The airport is classified as an airport of entry by NAV CANADA and is staffed by the Canada Border Services Agency. CBSA officers at this airport currently can handle aircraft with no more than 120 passengers, however they can handle up to 250 if the aircraft is unloaded in stages.
The first site in Regina used for flying was the infield at Regina Exhibition Park's horse race track, where visiting barnstormer "Lucky Bob" St. Pierre (a Nebraskan whose real name was "Shaeffer" or "Shaffer") flew a Curtiss Model D biplane in August, 1911. A few other barnstormers, notably aviatrix Katherine Stinson of the famous aviation family, appeared in Regina and other prairie cities in the years thereafter, but there was virtually no other aviation activity in Western Canada during the First World War.

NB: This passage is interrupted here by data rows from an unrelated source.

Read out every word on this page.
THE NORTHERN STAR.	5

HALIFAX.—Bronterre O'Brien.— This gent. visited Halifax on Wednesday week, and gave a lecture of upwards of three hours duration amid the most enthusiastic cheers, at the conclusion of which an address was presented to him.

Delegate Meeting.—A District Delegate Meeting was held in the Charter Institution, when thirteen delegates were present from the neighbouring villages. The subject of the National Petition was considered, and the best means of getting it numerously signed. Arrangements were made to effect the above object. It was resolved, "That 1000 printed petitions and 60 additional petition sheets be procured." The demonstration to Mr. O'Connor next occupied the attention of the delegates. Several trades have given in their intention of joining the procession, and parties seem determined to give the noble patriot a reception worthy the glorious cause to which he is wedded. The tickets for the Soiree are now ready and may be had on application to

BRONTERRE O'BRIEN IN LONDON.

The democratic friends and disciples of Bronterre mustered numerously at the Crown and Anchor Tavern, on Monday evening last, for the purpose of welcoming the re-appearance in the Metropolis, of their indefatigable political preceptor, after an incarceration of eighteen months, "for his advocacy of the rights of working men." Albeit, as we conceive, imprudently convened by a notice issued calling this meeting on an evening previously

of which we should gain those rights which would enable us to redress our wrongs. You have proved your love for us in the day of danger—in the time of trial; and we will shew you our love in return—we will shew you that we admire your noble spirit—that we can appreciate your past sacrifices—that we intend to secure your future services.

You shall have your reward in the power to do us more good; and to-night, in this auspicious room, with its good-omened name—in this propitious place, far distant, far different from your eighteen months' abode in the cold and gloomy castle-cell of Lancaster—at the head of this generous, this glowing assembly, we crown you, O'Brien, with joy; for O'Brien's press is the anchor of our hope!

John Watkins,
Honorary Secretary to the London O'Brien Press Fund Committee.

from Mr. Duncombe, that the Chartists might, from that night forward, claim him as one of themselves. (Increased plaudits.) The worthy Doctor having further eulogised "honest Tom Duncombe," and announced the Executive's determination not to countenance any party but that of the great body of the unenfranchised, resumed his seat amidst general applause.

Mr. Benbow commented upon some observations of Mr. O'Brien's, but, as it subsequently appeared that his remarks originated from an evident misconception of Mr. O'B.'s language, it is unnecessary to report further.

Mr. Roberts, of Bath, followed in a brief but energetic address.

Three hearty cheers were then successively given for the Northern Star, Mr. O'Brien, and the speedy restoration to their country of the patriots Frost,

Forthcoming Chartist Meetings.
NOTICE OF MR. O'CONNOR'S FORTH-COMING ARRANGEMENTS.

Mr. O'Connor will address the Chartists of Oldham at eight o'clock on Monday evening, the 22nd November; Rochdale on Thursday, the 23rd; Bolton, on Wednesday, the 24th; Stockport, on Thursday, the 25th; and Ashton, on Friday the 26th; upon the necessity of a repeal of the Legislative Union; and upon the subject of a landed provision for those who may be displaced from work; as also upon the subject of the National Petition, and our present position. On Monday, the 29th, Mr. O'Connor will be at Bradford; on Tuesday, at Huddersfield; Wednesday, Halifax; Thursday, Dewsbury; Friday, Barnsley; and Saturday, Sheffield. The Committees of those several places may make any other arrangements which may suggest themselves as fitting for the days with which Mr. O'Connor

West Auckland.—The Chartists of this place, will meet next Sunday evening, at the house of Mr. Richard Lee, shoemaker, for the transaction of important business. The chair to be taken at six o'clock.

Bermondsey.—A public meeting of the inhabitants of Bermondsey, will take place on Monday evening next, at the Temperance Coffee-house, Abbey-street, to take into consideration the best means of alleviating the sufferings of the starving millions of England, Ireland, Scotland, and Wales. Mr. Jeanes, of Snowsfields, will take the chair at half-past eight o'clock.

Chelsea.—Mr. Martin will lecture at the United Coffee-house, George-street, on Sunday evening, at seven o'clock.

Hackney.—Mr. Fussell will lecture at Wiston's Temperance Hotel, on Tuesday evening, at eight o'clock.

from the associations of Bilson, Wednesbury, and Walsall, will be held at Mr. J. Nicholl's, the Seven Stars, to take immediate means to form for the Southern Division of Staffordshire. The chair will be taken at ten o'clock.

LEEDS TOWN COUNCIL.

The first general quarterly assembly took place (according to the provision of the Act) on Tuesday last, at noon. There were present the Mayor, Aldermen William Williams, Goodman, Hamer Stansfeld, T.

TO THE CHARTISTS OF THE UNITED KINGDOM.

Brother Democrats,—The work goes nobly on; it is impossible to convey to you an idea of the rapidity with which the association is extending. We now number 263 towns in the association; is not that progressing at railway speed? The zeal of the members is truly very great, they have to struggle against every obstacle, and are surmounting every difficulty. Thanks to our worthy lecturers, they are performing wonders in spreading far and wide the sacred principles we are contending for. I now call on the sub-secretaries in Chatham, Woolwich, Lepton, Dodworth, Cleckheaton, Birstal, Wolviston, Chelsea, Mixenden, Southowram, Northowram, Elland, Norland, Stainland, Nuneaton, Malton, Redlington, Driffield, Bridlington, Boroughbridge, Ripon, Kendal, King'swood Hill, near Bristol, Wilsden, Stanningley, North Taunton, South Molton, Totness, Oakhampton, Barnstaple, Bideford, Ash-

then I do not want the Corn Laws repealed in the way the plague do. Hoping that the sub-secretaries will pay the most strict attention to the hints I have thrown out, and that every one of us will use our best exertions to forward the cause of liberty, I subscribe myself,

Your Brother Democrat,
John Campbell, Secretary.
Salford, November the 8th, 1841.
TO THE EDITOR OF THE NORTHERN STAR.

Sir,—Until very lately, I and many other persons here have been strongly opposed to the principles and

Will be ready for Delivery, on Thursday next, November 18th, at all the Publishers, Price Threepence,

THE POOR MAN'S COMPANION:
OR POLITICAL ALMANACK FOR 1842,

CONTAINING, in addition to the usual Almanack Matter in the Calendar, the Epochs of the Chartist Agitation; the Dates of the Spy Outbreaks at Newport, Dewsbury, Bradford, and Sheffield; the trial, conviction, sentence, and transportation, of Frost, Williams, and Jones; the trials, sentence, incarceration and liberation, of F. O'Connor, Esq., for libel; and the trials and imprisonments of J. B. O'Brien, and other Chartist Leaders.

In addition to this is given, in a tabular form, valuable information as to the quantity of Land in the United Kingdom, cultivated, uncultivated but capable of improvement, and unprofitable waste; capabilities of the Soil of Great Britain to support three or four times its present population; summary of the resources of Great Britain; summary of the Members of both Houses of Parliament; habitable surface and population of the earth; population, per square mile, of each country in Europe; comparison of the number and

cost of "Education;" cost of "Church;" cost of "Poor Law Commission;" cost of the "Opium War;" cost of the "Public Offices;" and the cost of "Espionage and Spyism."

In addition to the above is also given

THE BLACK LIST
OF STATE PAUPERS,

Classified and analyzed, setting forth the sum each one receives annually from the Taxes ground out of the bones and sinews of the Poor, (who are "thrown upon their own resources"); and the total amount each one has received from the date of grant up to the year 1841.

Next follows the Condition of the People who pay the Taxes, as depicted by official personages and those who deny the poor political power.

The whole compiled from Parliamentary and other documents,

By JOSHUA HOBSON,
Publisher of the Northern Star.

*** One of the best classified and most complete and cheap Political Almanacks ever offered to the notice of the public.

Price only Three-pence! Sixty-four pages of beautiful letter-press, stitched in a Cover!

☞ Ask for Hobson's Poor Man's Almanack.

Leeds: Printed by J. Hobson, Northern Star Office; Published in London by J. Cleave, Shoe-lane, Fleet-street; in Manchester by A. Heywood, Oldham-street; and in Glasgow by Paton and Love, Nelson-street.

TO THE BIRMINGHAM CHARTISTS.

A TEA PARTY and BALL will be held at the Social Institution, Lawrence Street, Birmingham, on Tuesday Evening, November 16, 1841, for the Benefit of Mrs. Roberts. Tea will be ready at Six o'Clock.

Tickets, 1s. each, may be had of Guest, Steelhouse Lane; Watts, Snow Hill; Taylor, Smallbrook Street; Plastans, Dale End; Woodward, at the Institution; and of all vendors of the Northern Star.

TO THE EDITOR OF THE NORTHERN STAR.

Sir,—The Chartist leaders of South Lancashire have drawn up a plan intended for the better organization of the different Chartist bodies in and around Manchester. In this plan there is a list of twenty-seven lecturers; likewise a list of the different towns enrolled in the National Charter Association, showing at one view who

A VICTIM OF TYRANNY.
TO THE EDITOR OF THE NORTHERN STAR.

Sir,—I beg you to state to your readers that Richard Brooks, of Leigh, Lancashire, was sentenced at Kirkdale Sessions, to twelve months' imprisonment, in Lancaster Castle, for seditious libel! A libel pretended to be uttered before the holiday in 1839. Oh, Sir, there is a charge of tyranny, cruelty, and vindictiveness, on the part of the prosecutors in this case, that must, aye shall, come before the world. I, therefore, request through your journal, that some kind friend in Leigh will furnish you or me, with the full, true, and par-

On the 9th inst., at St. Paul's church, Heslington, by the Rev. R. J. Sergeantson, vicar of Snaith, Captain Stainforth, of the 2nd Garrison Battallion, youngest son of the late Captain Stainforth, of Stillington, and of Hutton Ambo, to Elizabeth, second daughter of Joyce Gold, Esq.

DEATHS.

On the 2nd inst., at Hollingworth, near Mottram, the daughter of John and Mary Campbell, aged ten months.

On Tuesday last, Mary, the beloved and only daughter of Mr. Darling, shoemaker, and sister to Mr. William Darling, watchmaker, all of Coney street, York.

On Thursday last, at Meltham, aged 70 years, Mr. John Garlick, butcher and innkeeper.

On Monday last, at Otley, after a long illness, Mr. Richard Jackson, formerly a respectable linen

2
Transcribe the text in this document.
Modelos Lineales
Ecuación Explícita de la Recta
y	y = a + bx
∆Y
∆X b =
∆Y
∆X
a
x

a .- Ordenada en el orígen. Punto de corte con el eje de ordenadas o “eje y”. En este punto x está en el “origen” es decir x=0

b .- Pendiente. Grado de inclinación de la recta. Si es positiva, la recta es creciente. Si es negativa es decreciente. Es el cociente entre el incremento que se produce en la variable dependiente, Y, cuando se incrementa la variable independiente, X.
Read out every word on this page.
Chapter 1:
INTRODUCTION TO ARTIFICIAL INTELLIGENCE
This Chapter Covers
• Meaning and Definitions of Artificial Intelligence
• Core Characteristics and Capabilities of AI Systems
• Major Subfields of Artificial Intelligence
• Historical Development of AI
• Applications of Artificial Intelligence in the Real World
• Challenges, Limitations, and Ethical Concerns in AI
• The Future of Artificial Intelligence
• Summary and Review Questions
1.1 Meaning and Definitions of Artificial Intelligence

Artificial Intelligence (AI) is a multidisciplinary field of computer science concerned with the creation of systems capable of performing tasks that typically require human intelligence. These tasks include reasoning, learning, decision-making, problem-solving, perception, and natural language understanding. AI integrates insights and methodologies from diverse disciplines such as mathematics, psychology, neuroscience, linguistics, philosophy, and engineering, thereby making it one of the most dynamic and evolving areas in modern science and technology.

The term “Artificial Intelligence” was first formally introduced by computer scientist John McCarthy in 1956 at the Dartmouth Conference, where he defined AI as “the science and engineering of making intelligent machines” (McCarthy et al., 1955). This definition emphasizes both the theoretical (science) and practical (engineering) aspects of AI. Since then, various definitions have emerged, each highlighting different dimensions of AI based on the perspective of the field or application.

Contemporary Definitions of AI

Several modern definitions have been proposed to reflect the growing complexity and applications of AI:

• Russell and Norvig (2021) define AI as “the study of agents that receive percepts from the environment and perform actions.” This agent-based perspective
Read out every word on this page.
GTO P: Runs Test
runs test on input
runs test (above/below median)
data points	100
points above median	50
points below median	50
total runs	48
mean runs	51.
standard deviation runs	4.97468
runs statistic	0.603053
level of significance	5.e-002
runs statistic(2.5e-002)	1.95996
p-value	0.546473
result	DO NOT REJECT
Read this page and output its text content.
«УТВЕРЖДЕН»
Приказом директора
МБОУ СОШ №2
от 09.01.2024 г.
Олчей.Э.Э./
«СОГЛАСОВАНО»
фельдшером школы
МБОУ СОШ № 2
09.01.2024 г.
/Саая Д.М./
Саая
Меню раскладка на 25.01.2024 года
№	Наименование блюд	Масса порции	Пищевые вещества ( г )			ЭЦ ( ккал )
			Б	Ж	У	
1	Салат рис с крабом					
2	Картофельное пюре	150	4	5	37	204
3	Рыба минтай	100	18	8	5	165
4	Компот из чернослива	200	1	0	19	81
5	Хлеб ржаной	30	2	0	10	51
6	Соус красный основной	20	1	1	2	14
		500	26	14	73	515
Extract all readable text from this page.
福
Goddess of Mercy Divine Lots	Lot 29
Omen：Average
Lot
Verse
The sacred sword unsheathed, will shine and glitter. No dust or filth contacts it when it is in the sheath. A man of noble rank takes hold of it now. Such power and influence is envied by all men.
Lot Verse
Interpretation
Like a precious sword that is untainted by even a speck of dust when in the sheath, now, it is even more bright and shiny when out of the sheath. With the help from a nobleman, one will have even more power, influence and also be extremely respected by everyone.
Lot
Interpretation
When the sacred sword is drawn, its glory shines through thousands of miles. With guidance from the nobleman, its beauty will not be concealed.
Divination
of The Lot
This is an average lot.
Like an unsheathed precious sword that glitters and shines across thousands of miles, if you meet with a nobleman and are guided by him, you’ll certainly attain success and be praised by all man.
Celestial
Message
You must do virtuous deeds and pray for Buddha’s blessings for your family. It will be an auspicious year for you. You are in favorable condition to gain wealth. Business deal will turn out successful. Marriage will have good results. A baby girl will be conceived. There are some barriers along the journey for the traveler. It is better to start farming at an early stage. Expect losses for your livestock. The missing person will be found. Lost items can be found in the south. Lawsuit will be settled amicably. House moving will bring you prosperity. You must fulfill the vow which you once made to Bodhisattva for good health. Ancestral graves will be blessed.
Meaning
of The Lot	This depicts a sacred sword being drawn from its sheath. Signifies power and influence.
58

After the First World War, Reginan Roland Groome returned from military service as a flying instructor in Southern Ontario and, with partners, set up a company called the "Aerial Service Co." Its primitive airfield was located near what is the current intersection of Hill Avenue and Cameron Street in the city's southern Lakeview district. In May 1920, federal government regulators assigned this field the designation of Canada 's first licensed "air harbour". Groome also received Canadian commercial pilot's licence No. 1 and mechanic Robert McCombie was given air engineer's licence No. 1.